Çanakkale Çevre Platformu adına İda Dayanışma Derneği’nden İlhan Pirinççiler, Ziraat Mühendisleri Odası’ndan Prof. Dr. Türker Savaş, Prof. Dr. Murat Türkeş ve Hicri Nalbant tarafından 7 Nisan’da yapılan basın açıklamasında “Çanakkale’yi ‘yeryüzü cenneti’ diye niteleyen Sayın Vali Hamza Erkal tarafından imzalanan ruhsat ile bu yeryüzü cenneti büyük yara almıştır” denildi.
Açıklama sonrasında söz alan Hicri Nalbant bölgenin çevresel mücadele geçmişini anlattığı konuşmasında, “Firma yıllar önceki ÇED başvurusunda 6 çalışanlı, 43 bin ton rezervi çıkaracak bir tesis kuracağını açıklamıştı. Biz o zaman da bunun aldatmaca olduğunu söyledik. Sonra firma bizi doğrular nitelikte eski ÇED başvurusunu geri çekti. Yeni başvurusunda ise eski rezervin tam 186 katı, yani 8 milyon ton maden için, üstelik siyanürle zenginleştirerek bir madencilik faaliyetine gireceğini belirtti. Biz Vali’ye gerekli tüm bilgileri hem yazılı, hem de sözlü verdik. Gerekirse detaylı rapor sunabileceğimizi de belirtmemize rağmen, bize herhangi bir dönüş olmadı, 23 Mart tarihinde de Vali Hamza Erkal bu ruhsatı imzaladı. Çanakkale doğasına büyük zarar verecek ve tarihte bir ilk olan bu ruhsata keşke Hamza Erkal imza atmasaydı” dedi.

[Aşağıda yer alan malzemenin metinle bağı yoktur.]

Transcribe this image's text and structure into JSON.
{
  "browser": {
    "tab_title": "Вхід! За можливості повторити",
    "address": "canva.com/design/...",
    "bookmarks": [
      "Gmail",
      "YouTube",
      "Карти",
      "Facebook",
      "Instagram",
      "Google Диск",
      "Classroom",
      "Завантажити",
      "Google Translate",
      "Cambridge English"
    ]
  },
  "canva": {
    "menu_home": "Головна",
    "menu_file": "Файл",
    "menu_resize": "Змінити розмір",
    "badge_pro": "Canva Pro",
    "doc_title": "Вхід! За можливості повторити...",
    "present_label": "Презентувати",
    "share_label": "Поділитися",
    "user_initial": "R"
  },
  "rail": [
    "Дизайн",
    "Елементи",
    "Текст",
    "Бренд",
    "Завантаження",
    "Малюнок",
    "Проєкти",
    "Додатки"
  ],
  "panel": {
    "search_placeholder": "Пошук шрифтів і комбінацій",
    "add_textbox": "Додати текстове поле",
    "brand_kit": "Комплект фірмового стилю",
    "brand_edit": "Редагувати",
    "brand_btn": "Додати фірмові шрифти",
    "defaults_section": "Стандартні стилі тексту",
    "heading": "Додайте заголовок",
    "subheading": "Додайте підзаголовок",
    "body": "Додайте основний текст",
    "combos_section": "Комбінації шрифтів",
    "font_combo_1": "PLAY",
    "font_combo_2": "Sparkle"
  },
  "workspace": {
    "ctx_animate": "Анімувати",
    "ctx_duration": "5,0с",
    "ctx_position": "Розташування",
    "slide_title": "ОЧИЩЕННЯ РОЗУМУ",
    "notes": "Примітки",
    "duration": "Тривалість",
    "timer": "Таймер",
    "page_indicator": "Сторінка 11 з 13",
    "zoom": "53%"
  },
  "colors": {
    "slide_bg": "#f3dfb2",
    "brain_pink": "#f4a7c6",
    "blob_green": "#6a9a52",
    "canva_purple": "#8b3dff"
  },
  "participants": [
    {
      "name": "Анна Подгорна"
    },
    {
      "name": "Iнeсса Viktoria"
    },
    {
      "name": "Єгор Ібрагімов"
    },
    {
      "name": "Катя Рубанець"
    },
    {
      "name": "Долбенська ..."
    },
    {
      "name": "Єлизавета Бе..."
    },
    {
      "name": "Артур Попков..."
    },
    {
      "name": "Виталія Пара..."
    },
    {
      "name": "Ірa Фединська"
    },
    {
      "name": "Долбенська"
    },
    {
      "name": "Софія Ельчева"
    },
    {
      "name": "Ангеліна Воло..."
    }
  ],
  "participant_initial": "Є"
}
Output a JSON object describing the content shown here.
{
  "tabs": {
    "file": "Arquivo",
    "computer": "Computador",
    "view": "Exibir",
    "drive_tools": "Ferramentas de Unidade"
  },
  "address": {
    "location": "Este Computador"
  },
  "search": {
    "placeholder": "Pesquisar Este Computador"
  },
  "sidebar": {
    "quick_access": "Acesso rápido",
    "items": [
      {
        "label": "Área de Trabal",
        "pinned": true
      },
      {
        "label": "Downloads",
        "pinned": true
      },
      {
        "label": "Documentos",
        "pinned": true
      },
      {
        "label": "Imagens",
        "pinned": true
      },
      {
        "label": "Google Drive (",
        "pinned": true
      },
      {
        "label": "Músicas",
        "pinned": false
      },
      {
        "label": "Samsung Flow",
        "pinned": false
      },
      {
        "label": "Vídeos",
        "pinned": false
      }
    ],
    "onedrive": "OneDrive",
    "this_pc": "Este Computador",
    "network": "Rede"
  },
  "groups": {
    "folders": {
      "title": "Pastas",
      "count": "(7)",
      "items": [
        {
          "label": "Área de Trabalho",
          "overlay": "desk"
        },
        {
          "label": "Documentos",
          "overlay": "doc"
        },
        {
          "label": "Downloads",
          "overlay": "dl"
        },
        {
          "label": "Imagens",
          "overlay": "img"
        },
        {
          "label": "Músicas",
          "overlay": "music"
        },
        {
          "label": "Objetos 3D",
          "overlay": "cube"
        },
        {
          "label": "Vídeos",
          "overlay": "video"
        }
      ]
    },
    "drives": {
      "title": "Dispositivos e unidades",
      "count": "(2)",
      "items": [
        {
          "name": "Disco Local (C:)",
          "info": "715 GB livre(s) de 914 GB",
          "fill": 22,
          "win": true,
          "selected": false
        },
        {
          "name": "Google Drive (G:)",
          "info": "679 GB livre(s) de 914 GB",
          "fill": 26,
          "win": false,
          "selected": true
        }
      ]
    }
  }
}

Platform, bölgede halen faaliyet gösteren 10 dolayında altın-gümüş şirketi için bu kararın yol olacağını belirtiyor. Köylüye projeyi kabul etmesi için sosyal baskı oluşturulduğununun da altının çizildiği toplantıda, platformun yeniden dava açmaya hazırlandığı da duyuruldu.
Ayrıca basın açıklamasında, Lapseki’de yetişen kiraz, şeftali ve elma başta olmak üzere birçok meyvenin Türkiye’nin hatta Dünya’nın en iyisi olduğu, bölge insanının geçim kaynağının tarım olduğu ve bu bölgede siyanürle zenginleştirilerek bir maden aramanın doğa için geri dönülmez olumsuz sonuçlar doğuracağı da belirtildi.